David D. Lewis
AT&T Labs - Research
lewis '@' research.att.com
documents came from Reuters newswire in 1987.
Data Set Information:
From the original readme file (please consult it for more information):
The documents in the Reuters-21578 collection appeared on the Reuters newswire in 1987. The documents were assembled and indexed with categories by personnel from Reuters Ltd. (Sam Dobbins, Mike Topliss, Steve Weinstein) and Carnegie Group, Inc. (Peggy Andersen, Monica Cellio, Phil Hayes, Laura Knecht, Irene Nirenburg) in 1987.
In 1990, the documents were made available by Reuters and CGI for research purposes to the Information Retrieval Laboratory (W. Bruce Croft, Director) of the Computer and Information Science Department at the University of Massachusetts at Amherst. Formatting of the documents and production of associated data files was done in 1990 by David D. Lewis and Stephen Harding at the Information Retrieval Laboratory.

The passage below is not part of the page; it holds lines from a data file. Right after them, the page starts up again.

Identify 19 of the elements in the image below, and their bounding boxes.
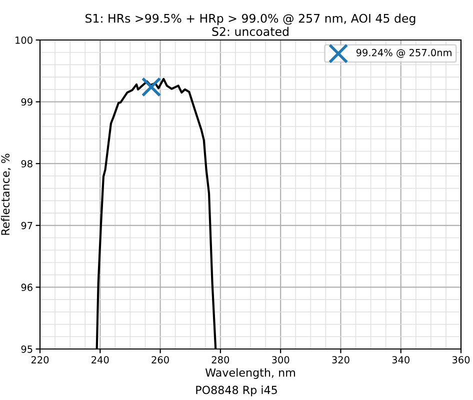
x-tick-label: 260 xyxy=(152,356,169,364)
x-tick-label: 320 xyxy=(332,356,350,364)
x-tick-label: 360 xyxy=(452,356,470,364)
x-tick-label: 340 xyxy=(392,356,410,364)
x-tick-label: 280 xyxy=(212,356,230,364)
y-tick-label: 95 xyxy=(21,345,32,353)
y-tick-label: 96 xyxy=(21,284,32,292)
y-tick-label: 99 xyxy=(21,98,32,106)
y-axis-title: Reflectance, % xyxy=(0,154,11,235)
y-tick-label: 98 xyxy=(21,160,32,168)
y-tick-label: 97 xyxy=(21,222,32,230)
legend-label: 99.24% @ 257.0nm xyxy=(356,48,452,58)
text: PO8848 Rp i45 xyxy=(196,386,277,396)
x-tick-label: 300 xyxy=(272,356,290,364)
y-tick-label: 100 xyxy=(16,36,32,44)
x-tick-label: 220 xyxy=(31,356,49,364)
x-tick-label: 240 xyxy=(92,356,109,364)
x-axis-title: Wavelength, nm xyxy=(205,368,295,379)
chart-title: S1: HRs >99.5% + HRp > 99.0% @ 257 nm, AOI 45 deg S2: uncoated xyxy=(86,14,416,36)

Further formatting and data file production was done in 1991 and 1992 by David D. Lewis and Peter Shoemaker at the Center for Information and Language Studies, University of Chicago. This version of the data was made available for anonymous FTP as "Reuters-22173, Distribution 1.0" in January 1993. From 1993 through 1996, Distribution 1.0 was hosted at a succession of FTP sites maintained by the Center for Intelligent Information Retrieval (W. Bruce Croft, Director) of the Computer Science Department at the University of Massachusetts at Amherst.
At the ACM SIGIR '96 conference in August, 1996 a group of text categorization researchers discussed how published results on Reuters-22173 could be made more comparable across studies. It was decided that a new version of collection should be produced with less ambiguous formatting, and including documentation carefully spelling out standard methods of using the collection. The opportunity would also be used to correct a variety of typographical and other errors in the categorization and formatting of the collection.
Steve Finch and David D. Lewis did this cleanup of the collection September through November of 1996, relying heavily on Finch's SGML-tagged version of the collection from an earlier study. One result of the re-examination of the collection was the removal of 595 documents which were exact duplicates (based on identity of timestamps down to the second) of other documents in the collection. The new collection therefore has only 21,578 documents, and thus is called the Reuters-21578 collection. This README describes version 1.0 of this new collection, which we refer to as "Reuters-21578, Distribution 1.0".
In preparing the collection and documentation we have benefited from discussions with Eric Brown, William Cohen, Fred Damerau, Yoram Singer, Amit Singhal, and Yiming Yang, among many others.
We thank all the people and organizations listed above for their efforts and support, without which this collection would not exist.
Reuters-21578, Distribution 1.0 includes five files (all-exchanges-strings.lc.txt, all-orgs-strings.lc.txt, all-people-strings.lc.txt, all-places-strings.lc.txt, and all-topics-strings.lc.txt) which list the names of *all* legal categories in each set. A sixth file, cat-descriptions_120396.txt gives some additional information on the category sets.